In the seventeenth century, Madame de Sevigné, an exponent of the Parisian aristocracy of the time, wrote as follows: “It is divine; I get intoxicated of it every day: I find it good against sadness. I am crazy about it; it is the relief of all sorrows “. It also seems that even Luigi XIV, thanks to this water, recovered from rheumatism in his arm and shoulder and used it to heal gout.
Even today we produce a “Rosemary aromatic flower water” or “Queen of Hungary water” used as a “beauty tonic for facial skin”.
Giuseppe Donzelli (physician, chemist, Neapolitan philosopher who lived in 1600) writes in his “Pharmaceutical Theater”: “Take one pounf of rosmarino flowers, three pounds of sugar. Cook the sugar in the manus christi way and let it cool and then mix the whole flowers and cook them a little because in doing so you can keep their native color. It comforts the cerebro humido, benefits the heart and corroborates the nervous limbs “.
Today Rosemary is widely used in the cosmetic and pharmaceutical industry for the preparation of shampoos, astringent lotions, toning ointments; in perfumery it is used for the preparation of colonies, while in aromatherapy the properties are exploited as a remedy for depression, to relieve migraine and improve memory.
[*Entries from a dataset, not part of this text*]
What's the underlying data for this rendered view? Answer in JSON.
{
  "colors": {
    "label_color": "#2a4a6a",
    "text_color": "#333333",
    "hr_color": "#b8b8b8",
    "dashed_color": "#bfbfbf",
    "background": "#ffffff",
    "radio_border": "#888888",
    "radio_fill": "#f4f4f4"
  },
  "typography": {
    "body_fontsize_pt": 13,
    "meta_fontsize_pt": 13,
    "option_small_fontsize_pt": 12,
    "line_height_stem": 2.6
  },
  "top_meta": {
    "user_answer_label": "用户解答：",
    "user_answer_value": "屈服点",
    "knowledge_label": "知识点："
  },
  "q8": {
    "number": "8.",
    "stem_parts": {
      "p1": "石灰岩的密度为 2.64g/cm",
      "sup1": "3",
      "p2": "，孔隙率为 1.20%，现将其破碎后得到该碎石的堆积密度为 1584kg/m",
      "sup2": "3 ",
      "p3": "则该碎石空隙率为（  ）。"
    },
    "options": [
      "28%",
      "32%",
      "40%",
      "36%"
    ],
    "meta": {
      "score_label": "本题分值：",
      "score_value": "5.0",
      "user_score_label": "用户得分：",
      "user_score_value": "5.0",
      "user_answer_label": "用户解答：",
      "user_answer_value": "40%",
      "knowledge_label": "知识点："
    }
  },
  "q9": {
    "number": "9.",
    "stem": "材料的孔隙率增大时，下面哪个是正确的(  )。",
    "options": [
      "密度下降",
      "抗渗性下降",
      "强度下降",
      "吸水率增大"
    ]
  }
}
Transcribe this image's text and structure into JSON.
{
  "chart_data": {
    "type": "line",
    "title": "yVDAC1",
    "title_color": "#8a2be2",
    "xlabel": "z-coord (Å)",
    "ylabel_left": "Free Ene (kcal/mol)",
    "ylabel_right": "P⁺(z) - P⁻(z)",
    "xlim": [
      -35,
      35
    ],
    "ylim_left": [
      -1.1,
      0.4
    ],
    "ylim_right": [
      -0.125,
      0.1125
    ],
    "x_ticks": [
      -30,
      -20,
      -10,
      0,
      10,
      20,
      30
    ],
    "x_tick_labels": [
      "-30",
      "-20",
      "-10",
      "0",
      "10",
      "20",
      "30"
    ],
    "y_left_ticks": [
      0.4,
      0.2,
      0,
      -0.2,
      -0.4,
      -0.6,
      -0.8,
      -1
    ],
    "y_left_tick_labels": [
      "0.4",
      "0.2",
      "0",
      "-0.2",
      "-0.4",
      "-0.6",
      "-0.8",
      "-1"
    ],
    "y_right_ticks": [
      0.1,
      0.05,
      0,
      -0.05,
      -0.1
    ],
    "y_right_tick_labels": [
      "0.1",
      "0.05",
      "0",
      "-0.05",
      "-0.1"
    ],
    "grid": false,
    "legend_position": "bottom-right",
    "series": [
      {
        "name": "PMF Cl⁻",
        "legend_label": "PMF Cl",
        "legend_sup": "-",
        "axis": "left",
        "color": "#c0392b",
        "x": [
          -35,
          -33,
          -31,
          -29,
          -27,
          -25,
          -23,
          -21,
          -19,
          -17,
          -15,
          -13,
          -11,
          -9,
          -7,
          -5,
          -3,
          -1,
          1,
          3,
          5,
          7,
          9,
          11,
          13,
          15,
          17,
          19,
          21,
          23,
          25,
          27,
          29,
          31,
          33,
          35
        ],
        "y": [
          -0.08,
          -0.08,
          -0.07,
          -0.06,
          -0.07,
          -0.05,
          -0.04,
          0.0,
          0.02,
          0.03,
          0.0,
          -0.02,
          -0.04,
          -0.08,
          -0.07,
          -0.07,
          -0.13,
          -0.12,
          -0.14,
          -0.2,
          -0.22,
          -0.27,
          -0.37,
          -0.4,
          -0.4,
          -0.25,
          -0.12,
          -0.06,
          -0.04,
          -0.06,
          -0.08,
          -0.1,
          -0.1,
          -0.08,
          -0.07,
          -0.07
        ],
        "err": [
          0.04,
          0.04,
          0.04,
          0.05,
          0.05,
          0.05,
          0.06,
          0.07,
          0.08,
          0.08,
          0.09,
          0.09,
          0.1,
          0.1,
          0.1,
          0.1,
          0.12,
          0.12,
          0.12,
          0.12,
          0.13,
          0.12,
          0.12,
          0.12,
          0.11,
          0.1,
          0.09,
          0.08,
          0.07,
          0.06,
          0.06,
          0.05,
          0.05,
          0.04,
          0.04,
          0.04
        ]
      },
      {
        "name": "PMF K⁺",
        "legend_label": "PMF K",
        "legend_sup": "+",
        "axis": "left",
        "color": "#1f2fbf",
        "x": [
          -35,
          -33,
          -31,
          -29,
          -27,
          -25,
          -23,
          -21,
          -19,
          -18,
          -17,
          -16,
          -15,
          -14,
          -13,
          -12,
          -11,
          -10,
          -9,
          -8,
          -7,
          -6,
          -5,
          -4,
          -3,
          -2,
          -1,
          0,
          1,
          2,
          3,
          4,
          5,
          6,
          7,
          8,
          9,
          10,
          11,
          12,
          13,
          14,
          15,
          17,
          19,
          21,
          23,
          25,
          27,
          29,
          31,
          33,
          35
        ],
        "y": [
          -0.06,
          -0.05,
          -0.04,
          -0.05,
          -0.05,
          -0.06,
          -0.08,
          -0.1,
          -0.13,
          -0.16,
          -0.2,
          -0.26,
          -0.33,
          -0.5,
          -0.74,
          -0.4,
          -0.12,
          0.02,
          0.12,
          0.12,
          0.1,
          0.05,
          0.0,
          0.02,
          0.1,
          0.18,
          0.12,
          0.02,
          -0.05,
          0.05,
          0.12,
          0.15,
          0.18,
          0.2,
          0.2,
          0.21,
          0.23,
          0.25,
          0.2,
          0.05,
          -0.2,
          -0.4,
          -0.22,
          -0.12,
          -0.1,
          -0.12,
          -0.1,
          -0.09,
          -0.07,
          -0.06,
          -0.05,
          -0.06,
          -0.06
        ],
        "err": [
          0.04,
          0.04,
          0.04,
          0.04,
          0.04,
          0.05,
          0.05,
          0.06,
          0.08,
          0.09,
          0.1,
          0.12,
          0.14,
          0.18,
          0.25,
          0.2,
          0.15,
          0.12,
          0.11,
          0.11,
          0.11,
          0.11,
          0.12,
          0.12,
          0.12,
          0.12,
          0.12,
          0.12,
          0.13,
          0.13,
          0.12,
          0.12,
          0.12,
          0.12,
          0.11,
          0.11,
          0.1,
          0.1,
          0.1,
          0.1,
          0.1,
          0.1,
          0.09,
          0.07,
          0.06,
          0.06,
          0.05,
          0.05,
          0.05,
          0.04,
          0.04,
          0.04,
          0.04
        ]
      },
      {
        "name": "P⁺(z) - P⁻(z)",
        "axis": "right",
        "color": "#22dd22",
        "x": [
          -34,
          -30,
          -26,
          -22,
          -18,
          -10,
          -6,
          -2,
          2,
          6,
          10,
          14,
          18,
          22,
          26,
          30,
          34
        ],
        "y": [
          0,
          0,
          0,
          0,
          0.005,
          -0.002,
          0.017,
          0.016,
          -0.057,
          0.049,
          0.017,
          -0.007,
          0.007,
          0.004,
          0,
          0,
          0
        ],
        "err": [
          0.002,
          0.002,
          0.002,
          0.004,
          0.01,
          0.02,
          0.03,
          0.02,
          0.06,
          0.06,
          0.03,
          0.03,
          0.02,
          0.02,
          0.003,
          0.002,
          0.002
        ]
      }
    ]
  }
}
The plant is much loved by the English; in England it is believed that a small branch, carried to the buttonhole, brings good luck; in past centuries, branches of rosemary immersed in perfumed water were woven into wedding wreaths.
In Ireland, the island of goblins, it is called “maròs”. It is the custom for Irish girls of marriageable age to put a plate full of flour under a Rosemary bush on the night of the summer solstice. The next morning they can read in the flour the initial of the name of the future groom, traced by some goblin!
Calabria: Ròsa marìna.
Liguria: Römanin, Rosumarin.
Lombardia: Rusmarìn, Rosmarein, Osmari.
Emilia: Usmaren, Rosmaren.
Piedmont: Rosmarinu, rusmarin.
Sardinia: Romasinu, Zippiri Arromaniu, Ozzipiri, Romaninu.
Tuscany: Ramelino, Ramerino, Tramelino, Tramerino.
Veneto: Rosmarìn, Osmarìn, Sgormarin, Sgulmarin.
Author: Maria Beatrice Lupi. Naturalist,an expert in training, planning for sustainable development, participatory methodologies and European planning. Currently, she is involved in dissemination and education for sustainability.